Crazy: April skiing
November 24, 2008 · Updated 5:52 PM
What? Are we at the Reporter nuts? Here it is the week after spring break and we're talking about snowsports?
Trust me, this is clearly a leap of faith, especially considering that there was no ski season in the Cascades this year. Well, actually there has been. Admittedly, it has been short, and it didn't come until almost April, after everyone had packed up their boards for the year. But the snows did come, at least a little.
Most of the Cascade's resorts have terminated operations for the season by now, closing out what will surely be recorded as the worst year in Cascades since 1976-77, and maybe ever.
As I have mentioned previously, what makes it really sad is that conditions in other parts of the country have been epic. The Lake Tahoe and Utah resorts still have snow totals that will set their standards for years to come. Several resorts there plan operations through Memorial Day, but I won't say much more about that, as those of you inclined to take advantage surely already know this.
So how can our local resorts recapture some magic for next season? One way is to reward season pass holders by making this year's pass good for next year. I think the typical consumer will be understanding when the snows don't fall, as long as the resorts don't try to take advantage of the situation. Happily, some resorts like Snoqualmie have already announced a plan to do this.
Another plan could be an appeal to the youth market. With tongue in cheek, and with apologies for being way late for April Fool's Day, I suggest the following:
It isn't a secret that skiing has seen very slow growth for a great number of years, and in fact wouldn't have grown at all if not for the fresh infusion of snowboarders. So if the captains of industry really want to establish a growth curve in the snowsports business, they have to change their thinking.
Kids and teens aren't attracted to mountain sports because of fancy restaurants, parking trams, perfect grooming, family vacations and safety first. Kids want to kick butt, tick off their parents, look different, act rebellious and impress their friends. They want to test their mortality and scare themselves silly about 50 times a day. It's what you did when you were a kid, it's what I did as a kid, and it's what no ski resort in the U.S. is prepared to deliver in any shape or form.

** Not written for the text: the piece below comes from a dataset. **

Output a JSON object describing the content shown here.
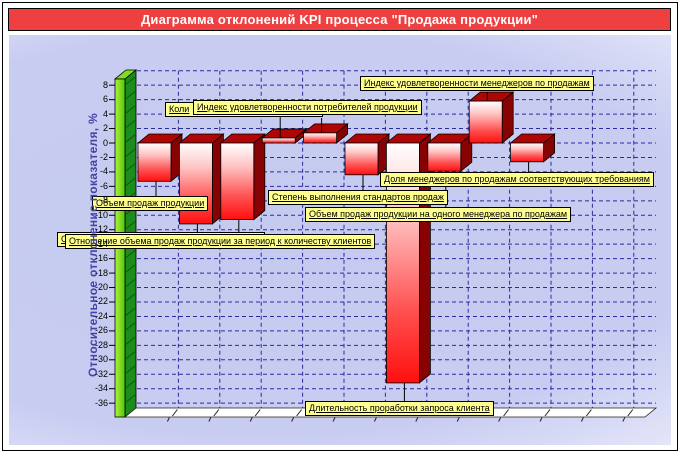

A ban on ``old-school'' skiing for anyone under 20; snowboarding and ``new-school'' freeriding rule. Make all trail signs unreadable by spray painting graffiti on them. Forget about pads at the base of the lift towers; replace them with metal spikes. Crank up the lift speed and install kickers at the top so that you get big air getting off the chair.
Give misdemeanor and felony discounts. Been to prison? You get a free season's pass. Avalanche areas should be clearly marked and skiers encouraged to try their luck; no survival radios allowed. Hazards should be created like on a golf course: crevasses, unmarked rocks, invisible trip wire, defective lift cables. Terrain parks and rails can actually be survival courses.
Forget about sit-down restaurants; install only ride-through fast food outlets. Patrollers will carry cattle prods and wear SWAT team uniforms. Loudspeakers should be installed on every tree, with rap music blaring loud enough to cause ear damage at close range. You get a dollar off the lift ticket price for each body part you have pierced. All snowboarders must run over at least one of their peers everyday or they must submit to a re-training program.
Eliminate ski schools, hosts, guides and snow maintenance. Anyone threatening a lawsuit for injury will be dealt with privately by vigilantes. All vigilantes get season's passes. Anyone caught stealing gear will be put in stocks underneath the beginner chairlift for an entire day, then forced to snowboard blindfolded without boots.
Lift lines will be organized European-style, which means there will be no order at all and the kids can fight it out. Night skiing will be offered at a discount at all resorts, because there will be no lights. Female riders get everything free, but groupies and snow bunnies have to pay.
Guys who just want to hang out can be loaded into a large van and driven to the nearest mall. That ought to about do it. Ride on into 2006!